I also didn’t want to be in lovely Show Low. I am sure Show Low is fine town, but I couldn’t bring myself to like it. I don’t know why. Maybe because there wasn’t much there. It was a town you drive through on your way to somewhere else.
I didn’t have an auspicious start. The night before, I lost a contact and looked for it in my eyelid, poking my eyeball for hours. I wondered how I was going to get it out when it seemed imbedded in my eye. I didn’t know how I was going to swim blind in one eye, since I am extremely near-sighted. After a restless night, I finally found the contact on the counter. At least I could see where to swim.

I always dread the start of the swim, especially high altitude ones. The specter of a panic attack always loomed over me . It had happened to me in Flagstaff races at 7,000 feet and in this one in 2011. The sensation of no solid ground under my feet when I couldn’t get enough oxygen was very unpleasant. Thrashing around while hyperventilating just made it worse. I started easy in the swim and rested a lot in the first 750 meter lap. I concentrated on being calm and avoided this scenario. A current seemed to go north which helped, but the surface was choppy. The water conditions weren’t nearly as bad as the last time I did this race, when it had one foot waves that slapped me in the face with howling sixteen mph winds and twenty-five mph gusts. The second lap, the chest tightness usually associated with altitude eased up and I could swim steady without stopping. The end time wasn’t much worse a time for me than swimming at normal altitude. Changing the one-lap to a two-lap swim was a good move on the race organizer’s part because it is closer to shore and feels safer.

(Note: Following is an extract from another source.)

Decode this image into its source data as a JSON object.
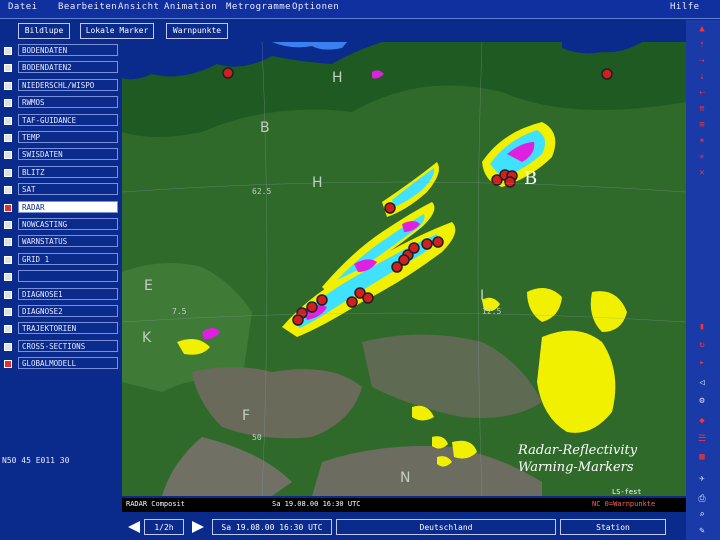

Starting out on the bike course, I was mostly alone because everyone else had swam and biked faster. I am by myself in races a lot and I hate it because it’s a reminder of my athletic inadequacy. This was a hazard of being slow and I was uneasy. I rode past woods and rolling hills and tried to stifle my anxiety. At times, I wondered if I was on the right road . Would anyone notice if I got lost? Did I miss the turn off and was on my way to the next town? Then I saw the leavings of previous racers-a wayward race number or a discarded gel pack and I knew I was not lost.
The bike was easier than last time I did this race in 2011, since the wind was only ten mph instead of the 17-22 mph I had to fight in the past. Except for a big hill near the end, it was otherwise a fairly fast course. The weather was cool, but I felt hot and a little dehydrated , despite drinking a lot of fluids and taking two salt tablets. I tried to keep up on nutrition as well because I didn’t want the experience that I had last time of being totally exhausted going into the run. Unfortunately, I had to waste three minutes in the port-a-potty peeing. Unlike most people, I don’t pee in the water. Even if I did, I would have needed to stop anyway because I can’t race fast enough to avoid this bodily function.
Off the bike, I felt better than I expected. but still tired. My legs had no life. The run is a mixture of trail and pavement. I appreciated the decorated fake skeleton that greeted me in the campground and the cheering volunteers. I was hot, though, and had to use sponges down my top to keep me cool. I imagined that my race photos were going to look stupid, with foam rubber sponges bulging in my top like a mutant Gumby. I didn’t care.
The long gravel road out and back was an energy suck. I hated it from the last time I had done it. It’s boring, long, no shade and hard to run. If I have to run on dirt, I want it to look like a trail, not some road I didn’t want to be on. I had just started to get a good pace when I got abdominal cramps. I could only ignore them at my own peril because they lead to bad things. No port-a-potties were in sight, of course, so I had to slow down. The pain eased off, but didn’t go away. I made it to a rest room, but that was more time wasted. I regretted the fried fish I had eaten the previous night. The rest of the run was better.
My objective for this event was to avoid feeling totally wasted at the end. Normally, I get tired, but altitude with exertion will drain me, like a life-sucking vampire. The wind didn’t help the last race, but I was probably low on nutrition and dehydrated as well. That time, I had no energy to go back to my car parked four miles away at a school and had to get a ride. This time I was drained and tired, but I could still function. I think the altitude and heat was a strain on my body and it took more effort to stem the energy loss. The thought of fighting this for an entire ironman is daunting. Final time was 3:48:54, which was disappointing, but better than the 4:06 from the last time.
My expectations for this race were met–because I didn’t have any. Just get through it and get it done. It was time to get the hell out of Show Low so that I could go home and nap.